There is a taut psychological oscillation throughout “Journeys Out of the Body,” Shana Moulton’s current solo exhibition at the Museum of Fine Arts, St. Petersburg. It could vaguely be heard in the opening night crowds that shuffled through the galleries as people occasionally let out hushed chuckles, at once amused and uneasy. Swift swings between blissful optimism and physical dread are perhaps more often products of church sermons or guided mindfulness meditation sessions. However, the entire exhibition seems to quiver between the two and it’s contagious like a yawn or an itch.

“Journeys Out of the Body” is notable for Moulton in several respects: it’s her first U.S. museum solo exhibition, the first time her “Whispering Pines” series has been shown in its entirety, and her largest exhibition to date. In terms of the number of video works (15 in addition to the sculptures and installations) and especially their sum duration, the exhibition is overwhelming, but not off-putting. Rather, it serves as a point of entry into the hypochondriacal obsessions of Cynthia, an alter-ego Moulton introduced in “Whispering Pines,” and features in nearly every piece of the exhibition.

Moulton’s videos are fairly narrative with Cynthia in perpetual pursuit of physical and spiritual self-improvement. Her earnestness and optimism rarely wane, but are also only a thin coat over a corresponding anxiety. For example, in Mindplace Thoughtstream (2014), Shakira dances through a forest to the probiotic benefits of Activia as Cynthia unabashedly follows suit. Shakira’s music eventually gives way to a voice-over TED talk by neuroanatomist Jill Bolte Taylor detailing an out-of-body-like experience. It becomes apparent that Cynthia is fruitlessly searching for relief from not only IBS or carpal tunnel syndrome, but the heavier general anxieties of being/having a physical body.

 Shana Moulton, Whispering Pines 3, 2007.  ©Shana Moulton, courtesy of the Museum of Fine Arts, St. Petersburg, Florida.

Shana Moulton, Whispering Pines 3, 2007. ©Shana Moulton, courtesy of the Museum of Fine Arts, St. Petersburg, Florida.

Objects—prescription drugs, wellness industry goods, new age knick-knacks—are integral to Cynthia’s endless journey of self-transformation. Seen through the quasi-mystical glow of each video and installation, these objects take on a near spiritual significance. Pillboxes function like heptagonal reliquaries and used Bioré Pore Strips as a means of divination.

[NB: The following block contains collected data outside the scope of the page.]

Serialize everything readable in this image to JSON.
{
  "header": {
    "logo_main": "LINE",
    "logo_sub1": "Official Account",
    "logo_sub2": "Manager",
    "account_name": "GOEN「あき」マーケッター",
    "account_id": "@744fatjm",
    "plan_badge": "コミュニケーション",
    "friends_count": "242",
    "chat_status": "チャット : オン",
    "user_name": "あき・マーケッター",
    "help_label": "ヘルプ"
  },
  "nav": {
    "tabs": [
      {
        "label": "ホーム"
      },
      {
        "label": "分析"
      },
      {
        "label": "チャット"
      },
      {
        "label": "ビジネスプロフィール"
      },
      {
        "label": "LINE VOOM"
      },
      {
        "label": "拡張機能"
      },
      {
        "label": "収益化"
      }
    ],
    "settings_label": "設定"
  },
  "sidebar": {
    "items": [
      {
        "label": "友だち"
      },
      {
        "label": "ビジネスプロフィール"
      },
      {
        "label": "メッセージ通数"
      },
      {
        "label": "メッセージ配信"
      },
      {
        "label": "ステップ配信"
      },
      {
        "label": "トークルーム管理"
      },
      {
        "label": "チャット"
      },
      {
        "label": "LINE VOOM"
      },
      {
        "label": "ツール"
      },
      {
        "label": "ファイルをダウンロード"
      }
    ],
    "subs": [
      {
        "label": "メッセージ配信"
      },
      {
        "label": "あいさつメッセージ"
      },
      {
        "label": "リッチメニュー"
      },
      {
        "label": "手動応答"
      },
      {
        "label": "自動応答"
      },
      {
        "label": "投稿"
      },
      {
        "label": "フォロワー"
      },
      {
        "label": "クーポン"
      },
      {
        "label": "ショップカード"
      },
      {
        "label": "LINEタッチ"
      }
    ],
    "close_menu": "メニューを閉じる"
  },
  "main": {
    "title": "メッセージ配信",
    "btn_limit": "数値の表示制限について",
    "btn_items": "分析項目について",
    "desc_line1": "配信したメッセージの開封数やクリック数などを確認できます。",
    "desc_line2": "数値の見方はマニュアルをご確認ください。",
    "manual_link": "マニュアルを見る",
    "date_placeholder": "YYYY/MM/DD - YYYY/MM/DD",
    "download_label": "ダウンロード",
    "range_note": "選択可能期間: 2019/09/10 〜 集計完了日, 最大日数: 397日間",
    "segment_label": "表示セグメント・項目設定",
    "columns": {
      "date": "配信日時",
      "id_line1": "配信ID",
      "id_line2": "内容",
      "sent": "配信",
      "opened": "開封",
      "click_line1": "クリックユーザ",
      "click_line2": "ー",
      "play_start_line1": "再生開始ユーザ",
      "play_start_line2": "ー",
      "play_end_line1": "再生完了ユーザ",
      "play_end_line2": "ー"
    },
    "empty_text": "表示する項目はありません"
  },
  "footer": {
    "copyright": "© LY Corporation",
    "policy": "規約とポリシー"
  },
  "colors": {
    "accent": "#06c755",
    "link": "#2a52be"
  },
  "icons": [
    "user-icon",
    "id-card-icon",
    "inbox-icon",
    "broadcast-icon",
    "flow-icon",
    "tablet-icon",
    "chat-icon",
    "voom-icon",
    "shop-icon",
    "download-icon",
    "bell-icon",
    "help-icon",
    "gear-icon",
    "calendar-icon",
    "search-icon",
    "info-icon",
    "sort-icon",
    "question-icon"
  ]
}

This holds true in Molton’s use of logos and brand imagery. In Mindplace Thoughtstream as well as the video and installation Repetitive Stress Injuries (2008) the logos of health and beauty brands swoop through the screen. The logos, such as those of Oil of Olay or Luna Bar, are predominantly the curvy and exaggerated bodily forms of women. Decontextualized in the video, these late-capitalist fetish objects begin to resemble pastel and vectorized Venuses of Willendorf. Though these works can be read as a subtle chastisement of the health and beauty industry, they perhaps also point to the intense and anxious devotion paid to the pursuit of wellness.

Moulton portrays Cynthia, of course, as a caricature; however, the tenuousness of Cynthia’s role as master of her own body is palpable and distressingly familiar. Shana Moulton acutely engages an alternating sense of psycho-physical hope and despair. As this is amplified and complicated by a growing health industry and life on the internet, her work becomes increasingly poignant.